Contrairement à Mallory, Habu ne vise pas une ascension de l'Everest par la voie normale. Lorsque Taniguchi a dessiné le manga entre 2000 et 2003, atteindre "simplement" le sommet de l'Everest n'était déjà plus devenu un Graal comme à l'époque de Mallory. Ce que veut Habu, c'est grimper le plus haut sommet du monde d'une façon qui n'a jamais été faite. C'est-à-dire par la face sud-ouest (réputée très difficile), en solitaire et en hiver.

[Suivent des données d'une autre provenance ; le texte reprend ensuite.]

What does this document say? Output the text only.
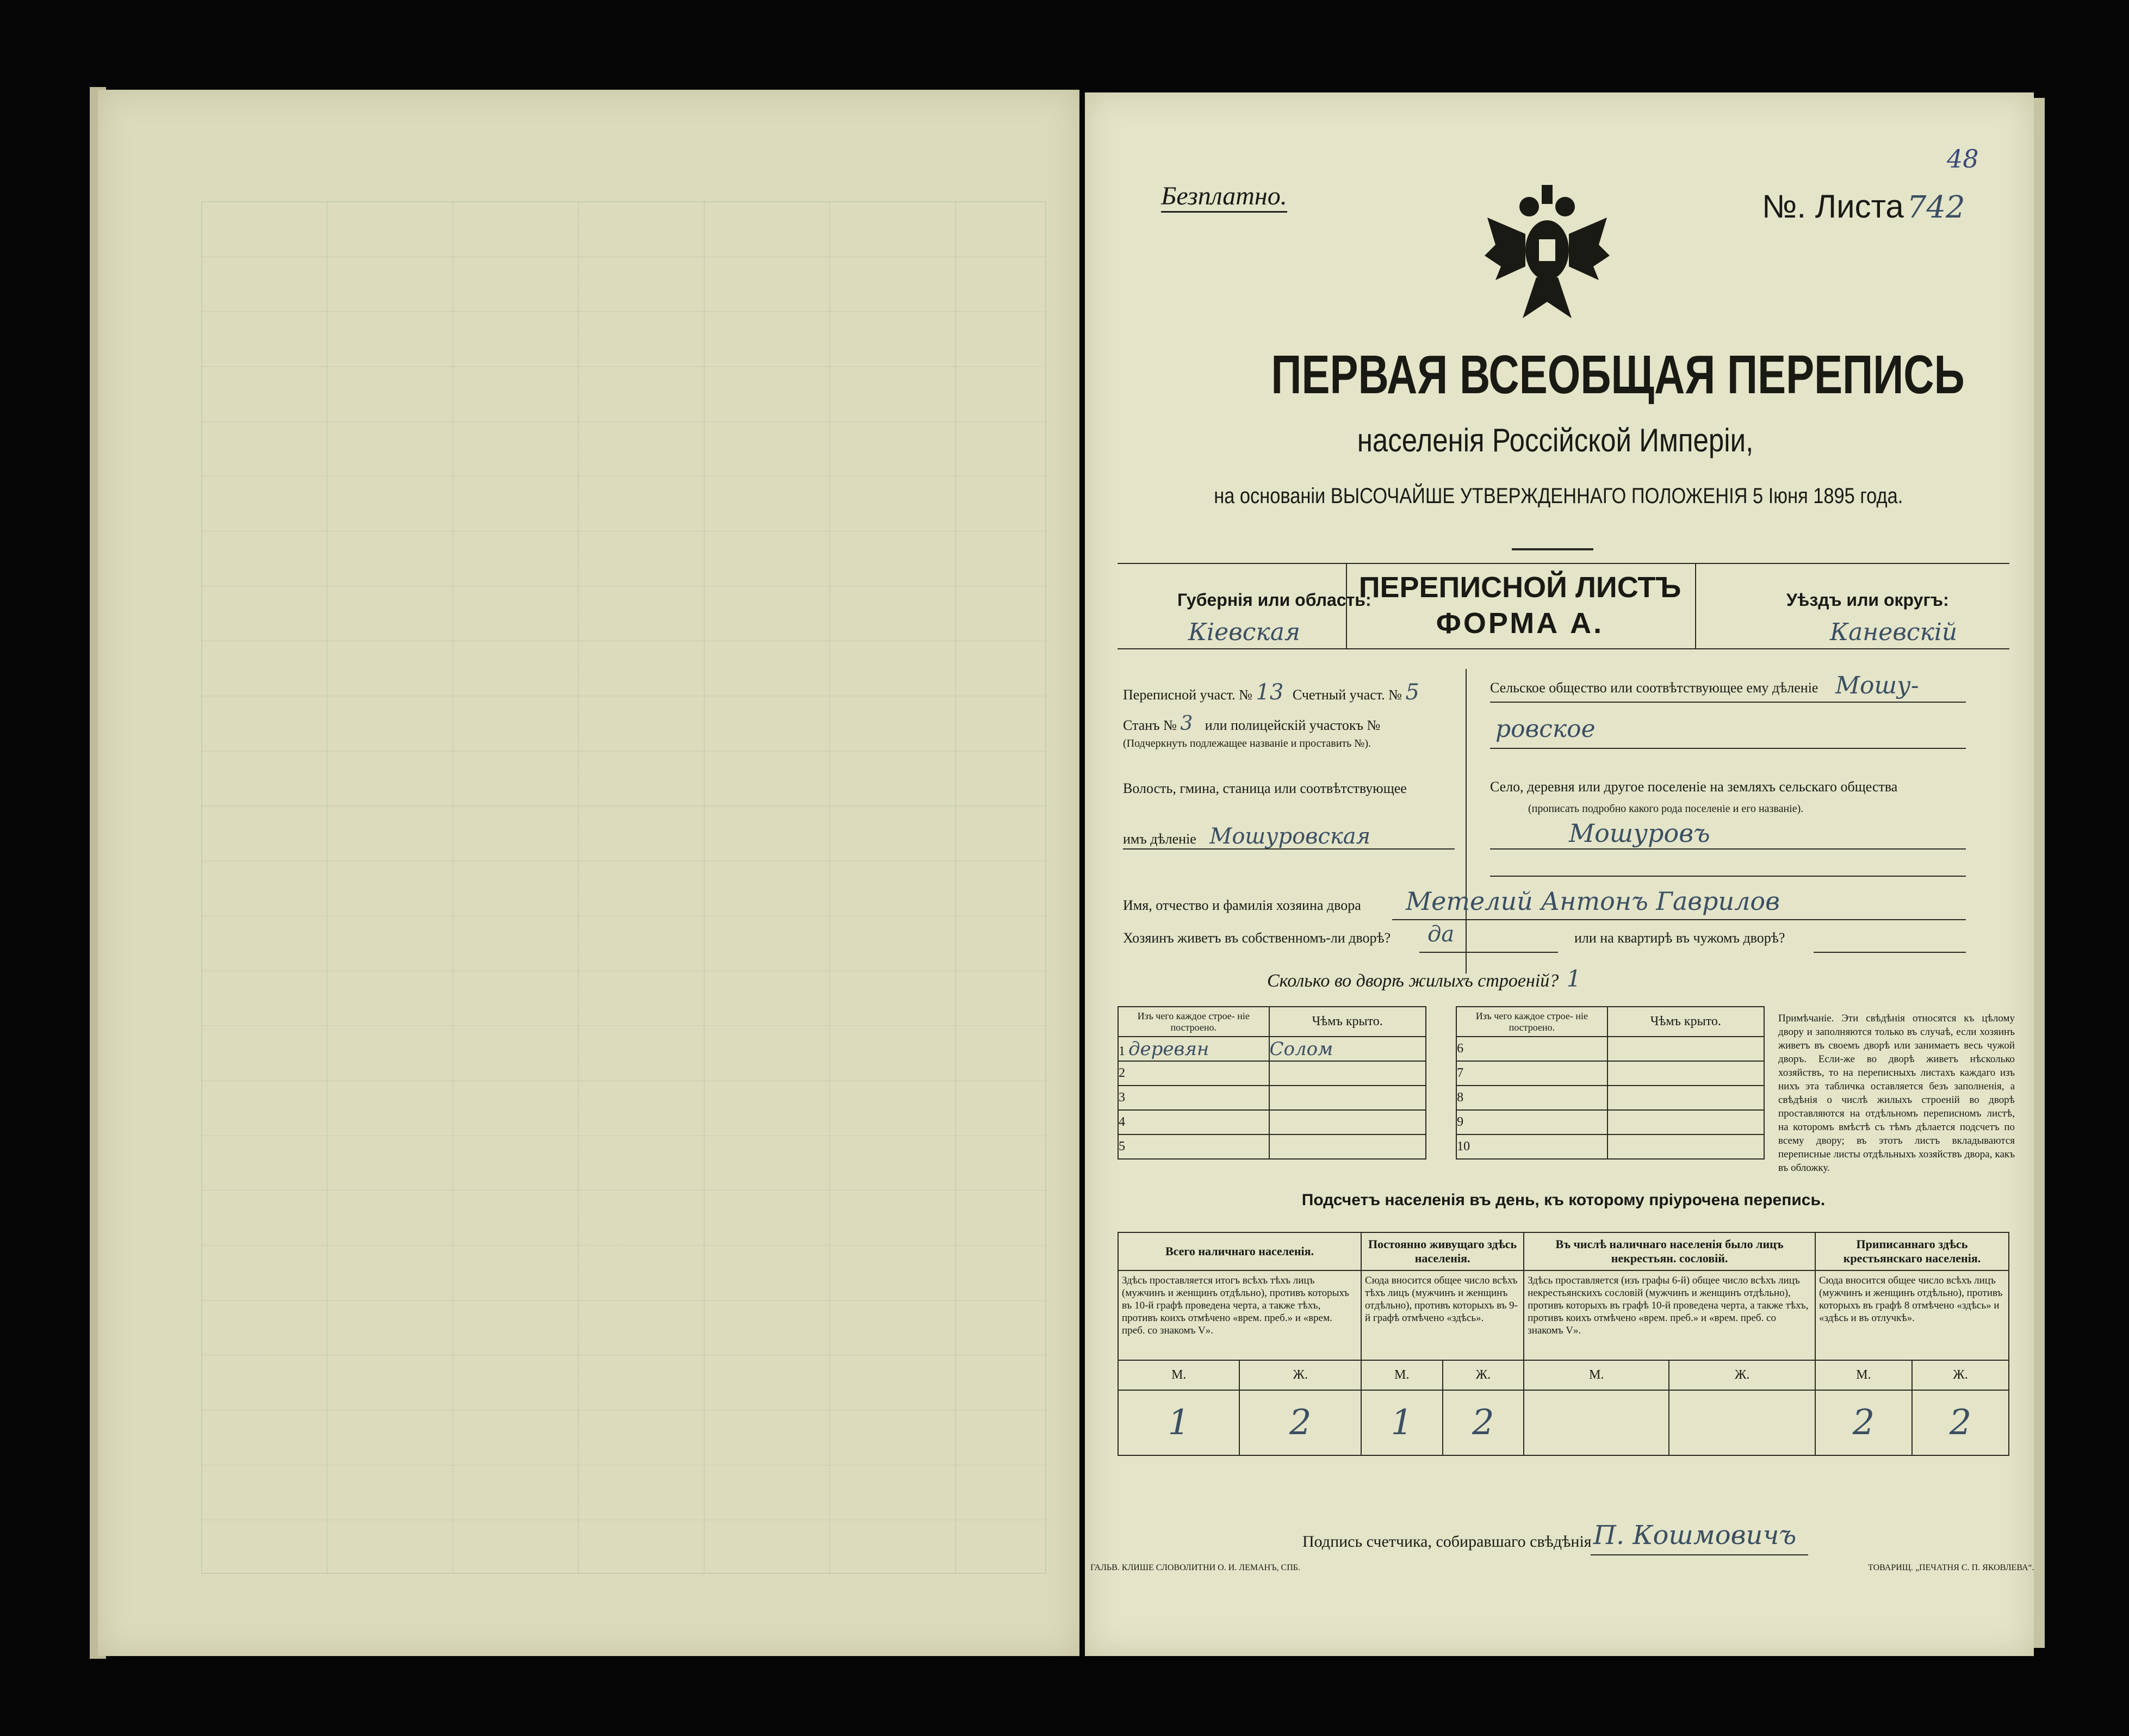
Безплатно.	№. Листа 742
48
ПЕРВАЯ ВСЕОБЩАЯ ПЕРЕПИСЬ
населенія Россійской Имперіи,
на основаніи ВЫСОЧАЙШЕ УТВЕРЖДЕННАГО ПОЛОЖЕНІЯ 5 Іюня 1895 года.
Губернія или область:
Кіевская
ПЕРЕПИСНОЙ ЛИСТЪ
ФОРМА А.
Уѣздъ или округъ:
Каневскій
Переписной участ. № 13 Счетный участ. № 5
Станъ № 3 или полицейскій участокъ №
(Подчеркнуть подлежащее названіе и проставить №).
Волость, гмина, станица или соотвѣтствующее
имъ дѣленіе Мошуровская
Сельское общество или соотвѣтствующее ему дѣленіе Мошу-
ровское
Село, деревня или другое поселеніе на земляхъ сельскаго общества
(прописать подробно какого рода поселеніе и его названіе).
Мошуровъ
Имя, отчество и фамилія хозяина двора Метелий Антонъ Гаврилов
Хозяинъ живетъ въ собственномъ-ли дворѣ? да	или на квартирѣ въ чужомъ дворѣ?
Сколько во дворѣ жилыхъ строеній? 1
Изъ чего каждое строе- ніе построено.	Чѣмъ крыто.		Изъ чего каждое строе- ніе построено.	Чѣмъ крыто.
1 деревян	Солом		6	
2			7	
3			8	
4			9	
5			10	
Примѣчаніе. Эти свѣдѣнія относятся къ цѣлому двору и заполняются только въ случаѣ, если хозяинъ живетъ въ своемъ дворѣ или занимаетъ весь чужой дворъ. Если-же во дворѣ живетъ нѣсколько хозяйствъ, то на переписныхъ листахъ каждаго изъ нихъ эта табличка оставляется безъ заполненія, а свѣдѣнія о числѣ жилыхъ строеній во дворѣ проставляются на отдѣльномъ переписномъ листѣ, на которомъ вмѣстѣ съ тѣмъ дѣлается подсчетъ по всему двору; въ этотъ листъ вкладываются переписные листы отдѣльныхъ хозяйствъ двора, какъ въ обложку.
Подсчетъ населенія въ день, къ которому пріурочена перепись.
Всего наличнаго населенія.		Постоянно живущаго здѣсь населенія.		Въ числѣ наличнаго населенія было лицъ некрестьян. сословій.		Приписаннаго здѣсь крестьянскаго населенія.	
Здѣсь проставляется итогъ всѣхъ тѣхъ лицъ (мужчинъ и женщинъ отдѣльно), противъ которыхъ въ 10-й графѣ проведена черта, а также тѣхъ, противъ коихъ отмѣчено «врем. преб.» и «врем. преб. со знакомъ V».		Сюда вносится общее число всѣхъ тѣхъ лицъ (мужчинъ и женщинъ отдѣльно), противъ которыхъ въ 9-й графѣ отмѣчено «здѣсь».		Здѣсь проставляется (изъ графы 6-й) общее число всѣхъ лицъ некрестьянскихъ сословій (мужчинъ и женщинъ отдѣльно), противъ которыхъ въ графѣ 10-й проведена черта, а также тѣхъ, противъ коихъ отмѣчено «врем. преб.» и «врем. преб. со знакомъ V».		Сюда вносится общее число всѣхъ лицъ (мужчинъ и женщинъ отдѣльно), противъ которыхъ въ графѣ 8 отмѣчено «здѣсь» и «здѣсь и въ отлучкѣ».	
М.	Ж.	М.	Ж.	М.	Ж.	М.	Ж.
1	2	1	2			2	2
Подпись счетчика, собиравшаго свѣдѣнія П. Кошмовичъ
ГАЛЬВ. КЛИШЕ СЛОВОЛИТНИ О. И. ЛЕМАНЪ, СПБ.	ТОВАРИЩ. „ПЕЧАТНЯ С. П. ЯКОВЛЕВА“.
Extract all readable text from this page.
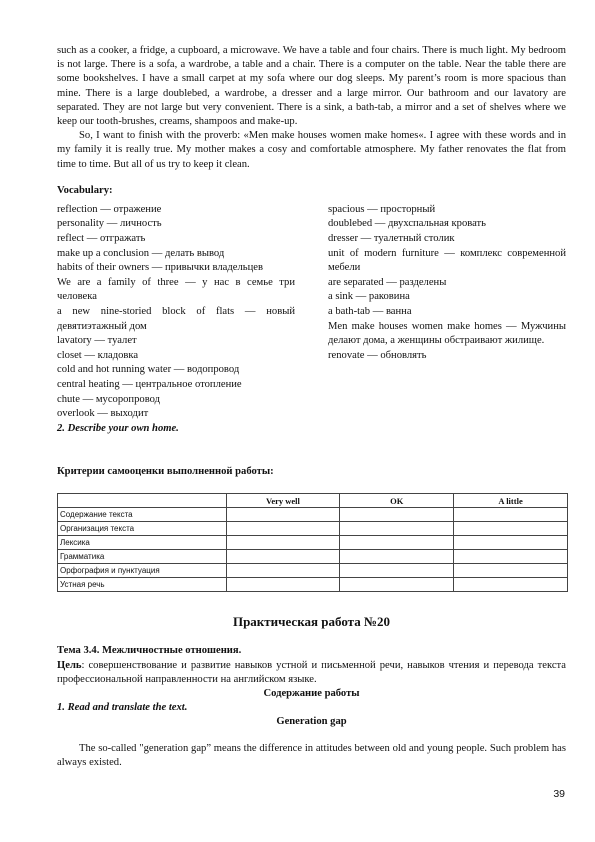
such as a cooker, a fridge, a cupboard, a microwave. We have a table and four chairs. There is much light. My bedroom is not large. There is a sofa, a wardrobe, a table and a chair. There is a computer on the table. Near the table there are some bookshelves. I have a small carpet at my sofa where our dog sleeps. My parent’s room is more spacious than mine. There is a large doublebed, a wardrobe, a dresser and a large mirror. Our bathroom and our lavatory are separated. They are not large but very convenient. There is a sink, a bath-tab, a mirror and a set of shelves where we keep our tooth-brushes, creams, shampoos and make-up.

So, I want to finish with the proverb: «Men make houses women make homes«. I agree with these words and in my family it is really true. My mother makes a cosy and comfortable atmosphere. My father renovates the flat from time to time. But all of us try to keep it clean.

Vocabulary:
reflection — отражение
personality — личность
reflect — отгражать
make up a conclusion — делать вывод
habits of their owners — привычки владельцев
We are a family of three — у нас в семье три человека
a new nine-storied block of flats — новый девятиэтажный дом
lavatory — туалет
closet — кладовка
cold and hot running water — водопровод
central heating — центральное отопление
chute — мусоропровод
overlook — выходит
2. Describe your own home.
spacious — просторный
doublebed — двухспальная кровать
dresser — туалетный столик
unit of modern furniture — комплекс современной мебели
are separated — разделены
a sink — раковина
a bath-tab — ванна
Men make houses women make homes — Мужчины делают дома, а женщины обстраивают жилище.
renovate — обновлять
Критерии самооценки выполненной работы:
	Very well	OK	A little
Содержание текста			
Организация текста			
Лексика			
Грамматика			
Орфография и пунктуация			
Устная речь			
Практическая работа №20

Тема 3.4. Межличностные отношения.

Цель: совершенствование и развитие навыков устной и письменной речи, навыков чтения и перевода текста профессиональной направленности на английском языке.

Содержание работы

1. Read and translate the text.

Generation gap

The so-called "generation gap” means the difference in attitudes between old and young people. Such problem has always existed.

39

"J''ai franchement adoré la cabane où se réfugie Habu dans le film. Elle existe vraiment cette petite maison
Jean-Michel Asselinécrivain-alpiniste
"La face-sud ouest est réputée très difficile et n'a jamais été faite en hiver. Ce sont les Britanniques Dougal Haston et Doug Scoot qui avaient grimpé les premiers par là", note Jean-Michel Asselin. L'alpiniste français, qui a été cinq fois sur l'Everest et a buté deux fois à quelques dizaines de mètres du sommet, a adoré reconnaître dans le film des points de passage connus de la route vers l'Everest. "J''ai franchement adoré la cabane où se réfugie Habu dans le film. Elle existe vraiment cette petite maison. Elle se dresse en solitaire au-dessus de Tengboche, le dernier village avant la montagne". Jean-Michel Asselin juge cependant que le mur de glace qu'escaladent Fukamachi et Habu est ensuite trop vertical. "Il n'y a pas de séracs aussi hauts et verticaux dans la cascade de glace (le glacier très crevassé que doivent emprunter les alpinistes qui grimpent l'Everest par le Népal NDLR), même si je n'y suis jamais allé en hiver comme eux", sourit l'écrivain-alpiniste.
Sa dernière (toute petite) critique sur Le Sommet des Dieux ? "J'ai trouvé que les orages en montagne étaient moyennement réalistes. Mais ce n'est qu'un détail tant le film est réussi".
"Le Sommet des Dieux", réalisé par Patrick Imbert d'après l'œuvre de Jiro Taniguchi et Baku Yumemakura. Au cinéma le 22 septembre 2021.